Hi Knut,
Thanks for the clarification. Sounds like we agree that the bug is in
the query rewriting rather than in the pushdown to the Store. Methinks
the DISTINCT should not be pushed into the subselect if the inner and
outer SELECT lists aren't identical.
Here's another possible scenario where you might push a DISTINCT from an
outer into an inner query. It all depends on when the optimizer decides
to eliminate the DISTINCT altogether:
SELECT DISTINCT maxChildAge, employeeID FROM
(
SELECT max( childAge ) maxChildAge, employeeID
FROM children, employees
WHERE children.parentID=employeeID
GROUP BY employeeID
)
Here the optimizer might reasonably do something like this:
1) Push the DISTINCT into the subselect.
2) Then notice that the results of the original subselect are already
unique because of the GROUP BY
3) So eliminate the DISTINCT altogether.
Here the subquery joins two tables. You can imagine other queries in
which the subquery joins multiple tables and the optimizer does the
following:
1) Pushes the DISTINCT into the subselect.

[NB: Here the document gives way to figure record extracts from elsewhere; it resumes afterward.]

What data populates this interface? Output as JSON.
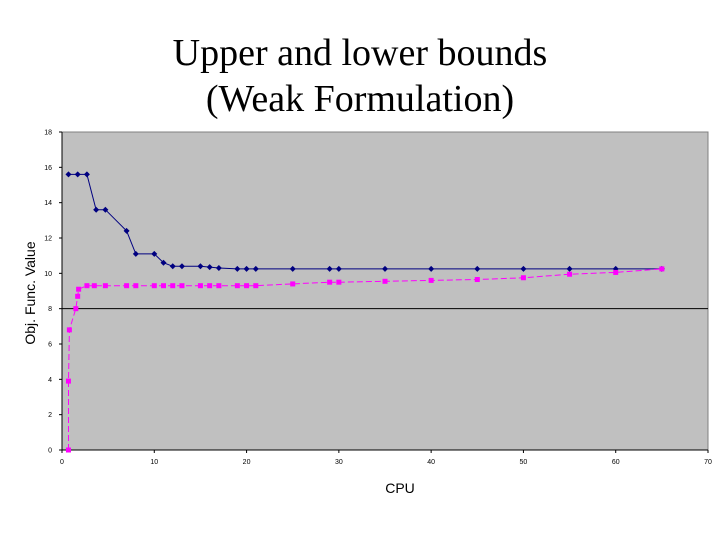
{
  "slide": {
    "title_line1": "Upper and lower bounds",
    "title_line2": "(Weak Formulation)"
  },
  "colors": {
    "plot_background": "#c0c0c0",
    "upper_series": "#000080",
    "lower_series": "#ff00ff"
  },
  "chart_data": {
    "type": "line",
    "title": "",
    "xlabel": "CPU",
    "ylabel": "Obj. Func. Value",
    "xlim": [
      0,
      70
    ],
    "ylim": [
      0,
      18
    ],
    "xticks": [
      0,
      10,
      20,
      30,
      40,
      50,
      60,
      70
    ],
    "yticks": [
      0,
      2,
      4,
      6,
      8,
      10,
      12,
      14,
      16,
      18
    ],
    "grid": "single horizontal line at y = 8",
    "legend": "none",
    "series": [
      {
        "marker": "diamond",
        "x": [
          0.7,
          1.7,
          2.7,
          3.7,
          4.7,
          7,
          8,
          10,
          11,
          12,
          13,
          15,
          16,
          17,
          19,
          20,
          21,
          25,
          29,
          30,
          35,
          40,
          45,
          50,
          55,
          60,
          65
        ],
        "y": [
          15.6,
          15.6,
          15.6,
          13.6,
          13.6,
          12.4,
          11.1,
          11.1,
          10.6,
          10.4,
          10.4,
          10.4,
          10.35,
          10.3,
          10.25,
          10.25,
          10.25,
          10.25,
          10.25,
          10.25,
          10.25,
          10.25,
          10.25,
          10.25,
          10.25,
          10.25,
          10.25
        ]
      },
      {
        "marker": "square",
        "x": [
          0.7,
          0.7,
          0.8,
          1.5,
          1.7,
          1.8,
          2.7,
          3.5,
          4.7,
          7,
          8,
          10,
          11,
          12,
          13,
          15,
          16,
          17,
          19,
          20,
          21,
          25,
          29,
          30,
          35,
          40,
          45,
          50,
          55,
          60,
          65
        ],
        "y": [
          0,
          3.9,
          6.8,
          8.0,
          8.7,
          9.1,
          9.3,
          9.3,
          9.3,
          9.3,
          9.3,
          9.3,
          9.3,
          9.3,
          9.3,
          9.3,
          9.3,
          9.3,
          9.3,
          9.3,
          9.3,
          9.4,
          9.5,
          9.5,
          9.55,
          9.6,
          9.65,
          9.75,
          9.95,
          10.05,
          10.25
        ]
      }
    ]
  }
}
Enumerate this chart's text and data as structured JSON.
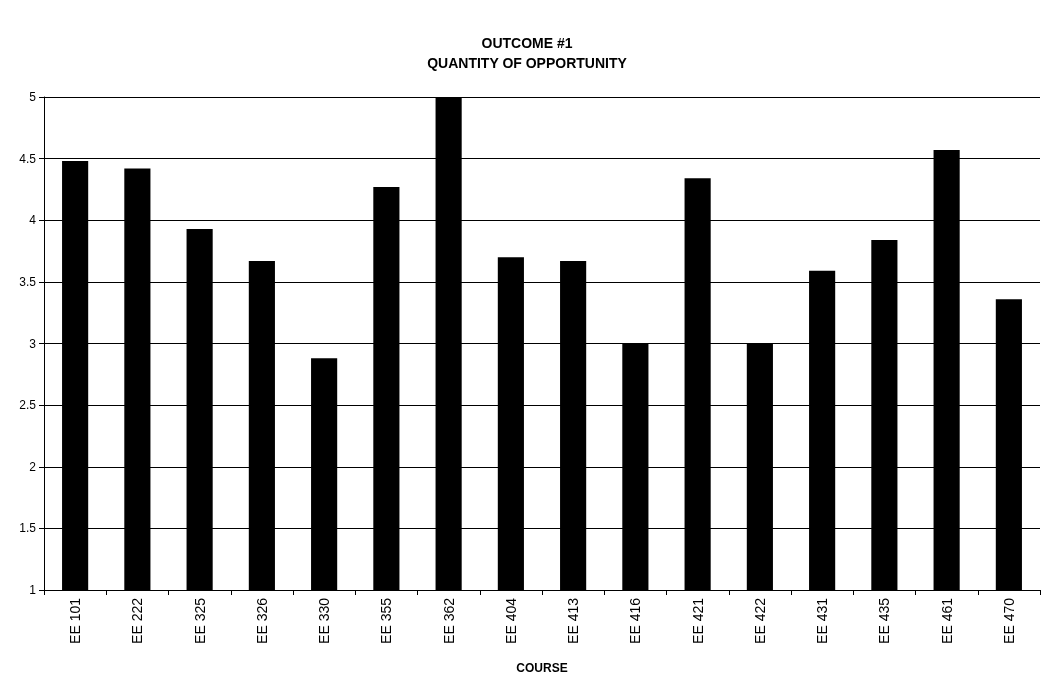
{
  "chart_data": {
    "type": "bar",
    "title": "OUTCOME #1\nQUANTITY OF OPPORTUNITY",
    "xlabel": "COURSE",
    "categories": [
      "EE 101",
      "EE 222",
      "EE 325",
      "EE 326",
      "EE 330",
      "EE 355",
      "EE 362",
      "EE 404",
      "EE 413",
      "EE 416",
      "EE 421",
      "EE 422",
      "EE 431",
      "EE 435",
      "EE 461",
      "EE 470"
    ],
    "values": [
      4.48,
      4.42,
      3.93,
      3.67,
      2.88,
      4.27,
      5,
      3.7,
      3.67,
      3,
      4.34,
      3,
      3.59,
      3.84,
      4.57,
      3.36
    ],
    "color": "#000000",
    "ylim": [
      1,
      5
    ],
    "yticks": [
      1,
      1.5,
      2,
      2.5,
      3,
      3.5,
      4,
      4.5,
      5
    ],
    "grid": "y"
  }
}
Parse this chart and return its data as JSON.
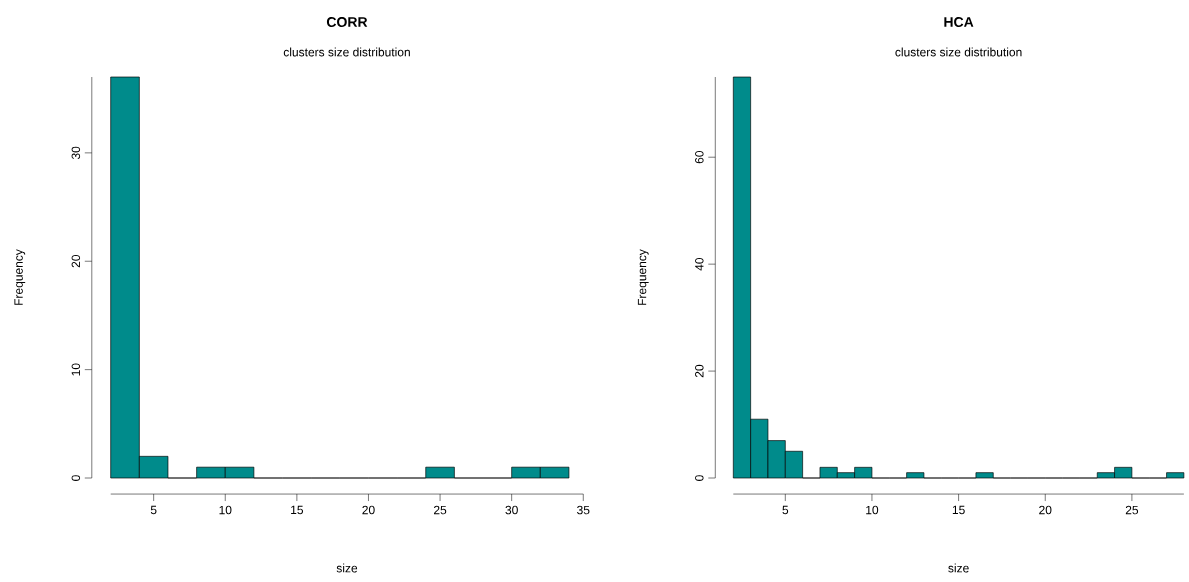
{
  "chart_data": [
    {
      "type": "histogram",
      "title": "CORR",
      "subtitle": "clusters size distribution",
      "xlabel": "size",
      "ylabel": "Frequency",
      "color": "#008b8b",
      "bins": [
        2,
        4,
        6,
        8,
        10,
        12,
        14,
        16,
        18,
        20,
        22,
        24,
        26,
        28,
        30,
        32,
        34
      ],
      "values": [
        37,
        2,
        0,
        1,
        1,
        0,
        0,
        0,
        0,
        0,
        0,
        1,
        0,
        0,
        1,
        1
      ],
      "xlim": [
        2,
        35
      ],
      "ylim": [
        0,
        37
      ],
      "xticks": [
        5,
        10,
        15,
        20,
        25,
        30,
        35
      ],
      "yticks": [
        0,
        10,
        20,
        30
      ]
    },
    {
      "type": "histogram",
      "title": "HCA",
      "subtitle": "clusters size distribution",
      "xlabel": "size",
      "ylabel": "Frequency",
      "color": "#008b8b",
      "bins": [
        2,
        3,
        4,
        5,
        6,
        7,
        8,
        9,
        10,
        11,
        12,
        13,
        14,
        15,
        16,
        17,
        18,
        19,
        20,
        21,
        22,
        23,
        24,
        25,
        26,
        27,
        28
      ],
      "values": [
        75,
        11,
        7,
        5,
        0,
        2,
        1,
        2,
        0,
        0,
        1,
        0,
        0,
        0,
        1,
        0,
        0,
        0,
        0,
        0,
        0,
        1,
        2,
        0,
        0,
        1
      ],
      "xlim": [
        2,
        28
      ],
      "ylim": [
        0,
        75
      ],
      "xticks": [
        5,
        10,
        15,
        20,
        25
      ],
      "yticks": [
        0,
        20,
        40,
        60
      ]
    }
  ]
}
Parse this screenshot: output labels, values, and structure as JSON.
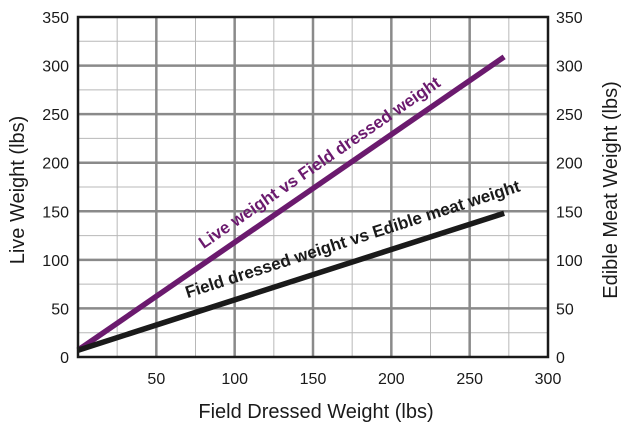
{
  "chart_data": {
    "type": "line",
    "xlabel": "Field Dressed Weight (lbs)",
    "ylabel": "Live Weight (lbs)",
    "y2label": "Edible Meat Weight (lbs)",
    "xlim": [
      0,
      300
    ],
    "ylim": [
      0,
      350
    ],
    "y2lim": [
      0,
      350
    ],
    "x_ticks": [
      50,
      100,
      150,
      200,
      250,
      300
    ],
    "y_ticks": [
      0,
      50,
      100,
      150,
      200,
      250,
      300,
      350
    ],
    "y2_ticks": [
      0,
      50,
      100,
      150,
      200,
      250,
      300,
      350
    ],
    "grid": true,
    "series": [
      {
        "name": "Live weight vs Field dressed weight",
        "axis": "left",
        "color": "#6b1a6e",
        "x": [
          0,
          272
        ],
        "y": [
          7,
          309
        ]
      },
      {
        "name": "Field dressed weight vs Edible meat weight",
        "axis": "right",
        "color": "#1a1a1a",
        "x": [
          0,
          272
        ],
        "y": [
          7,
          148
        ]
      }
    ]
  }
}
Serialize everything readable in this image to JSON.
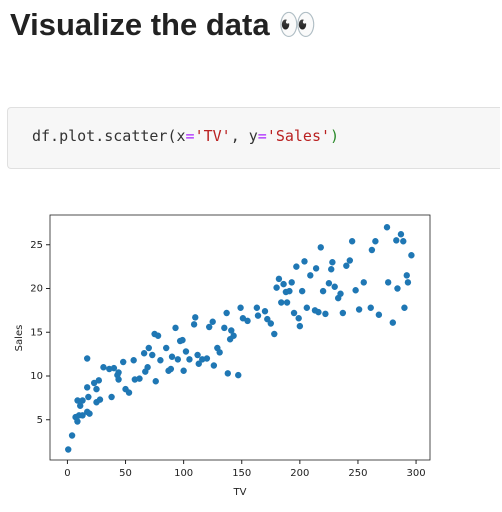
{
  "header": {
    "title": "Visualize the data 👀"
  },
  "code": {
    "tokens": [
      "df.plot.scatter(",
      "x",
      "=",
      "'TV'",
      ", ",
      "y",
      "=",
      "'Sales'",
      ")"
    ]
  },
  "chart_data": {
    "type": "scatter",
    "xlabel": "TV",
    "ylabel": "Sales",
    "color": "#1f77b4",
    "xlim": [
      -15,
      312
    ],
    "ylim": [
      0.4,
      28.4
    ],
    "xticks": [
      0,
      50,
      100,
      150,
      200,
      250,
      300
    ],
    "yticks": [
      5,
      10,
      15,
      20,
      25
    ],
    "x": [
      0.7,
      4,
      7,
      8.6,
      8.7,
      10,
      11,
      13,
      13,
      17,
      17,
      18,
      19,
      17,
      23,
      25,
      25,
      27,
      28,
      31,
      36,
      38,
      40,
      44,
      44,
      43,
      48,
      50,
      53,
      57,
      58,
      62,
      66,
      67,
      69,
      70,
      73,
      75,
      76,
      78,
      80,
      85,
      87,
      89,
      90,
      93,
      95,
      97,
      99,
      100,
      102,
      105,
      109,
      110,
      112,
      113,
      116,
      120,
      122,
      125,
      126,
      129,
      131,
      135,
      137,
      138,
      140,
      141,
      143,
      147,
      149,
      151,
      155,
      163,
      164,
      170,
      172,
      175,
      178,
      182,
      184,
      186,
      188,
      189,
      193,
      195,
      197,
      199,
      200,
      202,
      204,
      206,
      209,
      213,
      216,
      218,
      220,
      222,
      225,
      228,
      230,
      233,
      235,
      237,
      240,
      243,
      245,
      248,
      251,
      255,
      262,
      265,
      268,
      275,
      276,
      280,
      283,
      284,
      287,
      289,
      290,
      292,
      293,
      296,
      214,
      180,
      227,
      191,
      261
    ],
    "y": [
      1.6,
      3.2,
      5.3,
      4.8,
      7.2,
      5.5,
      6.6,
      5.5,
      7.2,
      5.9,
      8.7,
      7.6,
      5.7,
      12,
      9.2,
      7,
      8.5,
      9.5,
      7.3,
      11,
      10.8,
      7.6,
      10.9,
      10.4,
      9.6,
      10.1,
      11.6,
      8.5,
      8.1,
      11.8,
      9.6,
      9.7,
      12.6,
      10.5,
      11,
      13.2,
      12.4,
      14.8,
      9.4,
      14.6,
      11.8,
      13.2,
      10.6,
      10.8,
      12.2,
      15.5,
      11.9,
      14,
      14.1,
      10.6,
      12.8,
      11.9,
      15.9,
      16.7,
      12.4,
      11.4,
      11.9,
      12,
      15.6,
      16.2,
      11.2,
      13.2,
      12.7,
      15.5,
      17.2,
      10.3,
      14.2,
      15.2,
      14.6,
      10.1,
      17.8,
      16.6,
      16.3,
      17.8,
      16.9,
      17.4,
      16.5,
      16,
      14.8,
      21.1,
      18.4,
      20.5,
      19.6,
      18.4,
      20.7,
      17.2,
      22.5,
      16.6,
      15.7,
      19.7,
      23.1,
      17.8,
      21.5,
      17.5,
      17.3,
      24.7,
      19.7,
      17.1,
      20.6,
      23,
      20.2,
      18.9,
      19.4,
      17.2,
      22.6,
      23.2,
      25.4,
      19.8,
      17.6,
      20.7,
      24.4,
      25.4,
      17,
      27,
      20.7,
      16.1,
      25.5,
      20,
      26.2,
      25.4,
      17.8,
      21.5,
      20.7,
      23.8,
      22.3,
      20.1,
      22.2,
      19.7,
      17.8
    ]
  }
}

2) Notices that, based on the selectivity of the join columns, the
subselect already returns unique results.
3) So eliminates the redundant DISTINCT.
Cheers,
-Rick
Knut Anders Hatlen wrote:
Rick Hillegas <[EMAIL PROTECTED]> writes:
Hi Knut,
Hm, I'm not sure I understand what you've done. Pardon me if I have
garbled your description.
Hi, thanks for answering, Rick! I'll try to clear up a few things.
It sounds as though the optimizer has done two things:
1) Rewritten the original query by flattening the inner subquery into
the outer SELECT.
2) Then tried to push the DISTINCT into the Store.
No, the optimizer didn't flatten the original query, it just pushed
the DISTINCT into the subquery, which then pushed it into the store.
Perhaps the optimzer has made a flattening mistake here. It may have
rewritten the query to be
SELECT DISTINCT name, id from names
when it meant to rewrite the query as
SELECT DISTINCT name from names
The optimized parse tree looked like this (taken from memory):
CursorNode
|
+-> ProjectRestrictNode (top-level query)
|
+-> column: name
|
+-> ProjectRestrictedNode (subquery)
|
+-> column: name
|
+-> column: id
|
+-> FromBaseTable (names table)
So there wasn't any flattening, but the query was effectively
rewritten to
SELECT name FROM (SELECT DISTINCT name, id FROM names)
What I'm saying is, it't not clear to me that what's broken is
DISTINCT push-down. The bug may really be in the subquery flattening
logic.
It's not clear to me either. I'm not sure the optimizer even tries to
flatten such queries. I'll look more into that.
I think we only need to fix one of them. The criteria used by the
optimizer to decide whether it can push the DISTINCT, will only be met
by such simple projections and simple nested projections. So if we
flatten those queries (which should be fairly easy, I reckon), there
will never be a case where the optimizer thinks it can push the
DISTINCT to a subquery.
I agree with your misgivings that your proposed solution is
overbroad. I think the bug has to do with the agreement between the
outer DISTINCT list and the inner SELECT list. They need to be
identical. In this case the outer DISTINCT list has one column but the
inner SELECT list has two. I think that the number of tables in the
inner FROM list should not be relevant.
The optimizer, as it is now, only supports pushing the DISTINCT all
the way to the store (performing duplicate elimination while scanning
the table), which is why it only works with one table in the inner
FROM list. I agree that it should be possible to push the DISTINCT in
cases where there are more than one table too, but in those cases you
would just move a DistinctNode to another place in the query tree, not
completely eliminating it as when you push it to the store.
By the way, does anyone have other example queries where it would be
an optimization to push the DISTINCT to a subquery? I mean, I don't
see that it's any useful other than in these two cases:
1) When the distinct could be pushed directly to the store (as in
SELECT DISTINCT x,y,z FROM table), and
2) SELECT DISTINCT on a subquery which is not joined with other
tables (as in SELECT DISTINCT x,y,z FROM (SELECT x,y,z,....)).
1) is already supported, and 2) won't be necessary to optimize if we
implement proper flattening. In all the other cases I can come up
with, pushing is not possible. Please correct me if I'm wrong.